3.9. B-Cell Epitope Prediction

B-cell epitope prediction was obtained for the peptide KAIELAGTLTLTGTP (15 mer) through the sequence-based approaches, and values are anticipated with different parameters, ranging from −0.6464 to 1.137. These values are the different propensity scores and predicted with a threshold ranging from −0.352 to 1.037 (Figure 9). The Kolaskar and Tongaonkar antigenicity scale was employed for evaluating the antigenic property of the peptide with a maximum of 1.072. The antigenic plot is showed in Figure 9(a). Peptide surface accessibility is another important benchmark to meet up the criteria of a potential B-cell epitope. Henceforth, Emini surface accessibility prediction was employed, with a maximum propensity score of 1.137 (Figure 9(b)). To reinforce our provision for the prediction of the epitope to elicit B-cell response, the Parker hydrophilicity prediction was also employed with a maximum score of 1.086 and is depicted in Figure 9(c).

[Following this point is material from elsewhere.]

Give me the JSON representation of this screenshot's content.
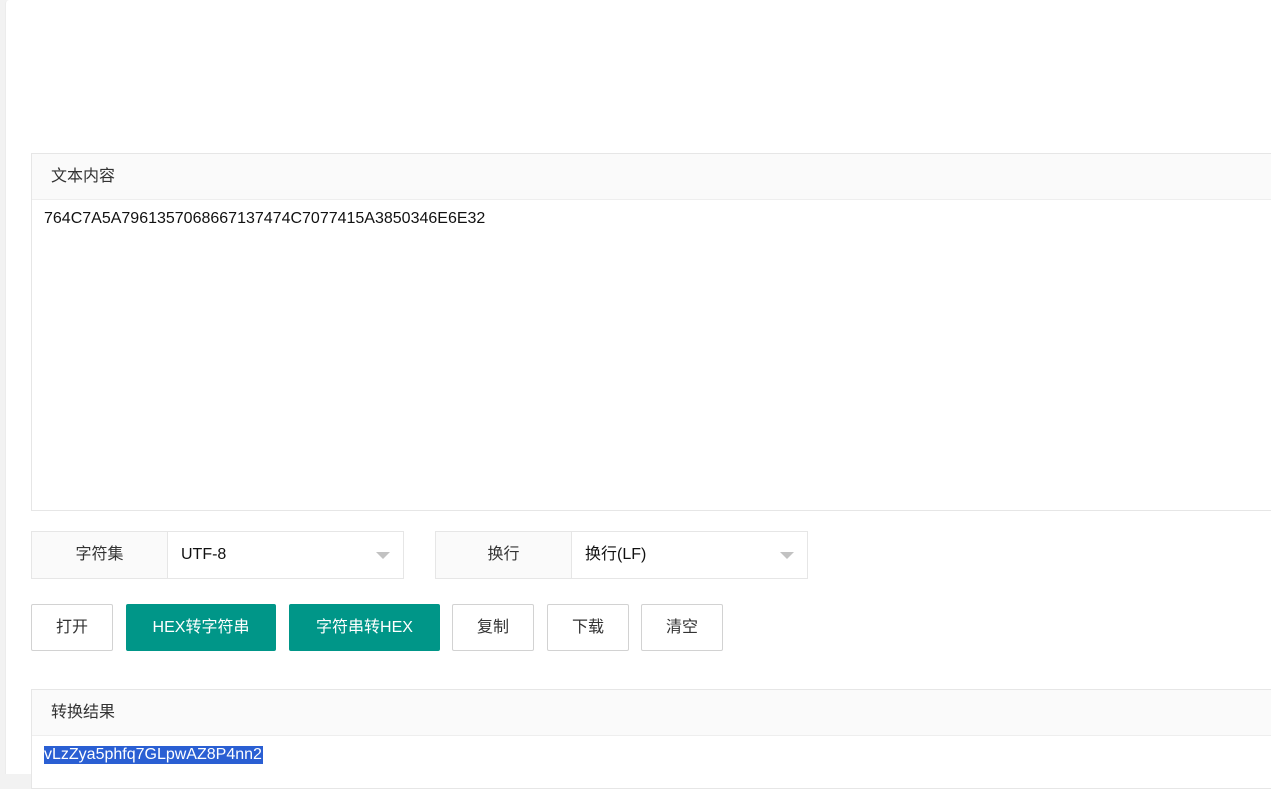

Figure 9: B-cell epitope prediction. (a) Kolaskar and Tongaonkar antigenicity prediction of the proposed epitope with a threshold value of 1.037. (b) Emini surface accessibility prediction of the proposed epitope, with a threshold value of 1.0. (c) Parker hydrophilicity prediction of the epitope, with a threshold of −0.352. Notes: the x-axis and y-axis represent the sequence position and antigenic propensity, respectively. The regions above the threshold are antigenic (desired), shown in yellow.

4. Discussion

Enteric infections are the foremost cause of sickness and impermanence throughout the world, and only the Shigella infections resulted in over a million deaths annually [2]. The ever rising multidrug-resistant (MDR) strains of the Shigella bacteria area unit are another international concern for the researchers to search out a brand new resolution for preventing the deaths [50, 51]. Recently, there are several studies that focus on the development of the vaccine against Shigella and continue in the clinical trial. Most of them use attenuated and inactivated preparation of the bacteria for eliciting immune responses which has some potential escape risk [5254]. In this study, we have tried to find out alternatives to treat this global burden through vaccinomics approaches and targeting the immunogenic and toxic protein SigA. The sequences of different strains of Shigella showed that there is a little island of conserved sequence throughout the species [55], and we have focused on that target for designing the vaccine candidate. The orthologous entry search of our targeted protein revealed no significant similarity with human pathogens and other closely related pathogens. These results further strengthen our prediction through confirming no cross immunity.

In recent time, most of the vaccines are grounded on B-cell immunity; vaccines based on a T-cell epitope have been invigorated lately. This is often as a result of body substance response from memory B-cells which may be overawed basically by matter drift as time goes on, whereas cell-mediated immunity repeatedly delivers long-run immunity [56, 57]. As a consequence, a T-lymphocyte epitope elicits a robust and distinctive immune response through the cytotoxic lymphocyte- (CTL-) mediated pathway and impedes the spreading of the infectious agents by the CTL through recognizing and killing the infected cells or by secreting specific cytokines [58].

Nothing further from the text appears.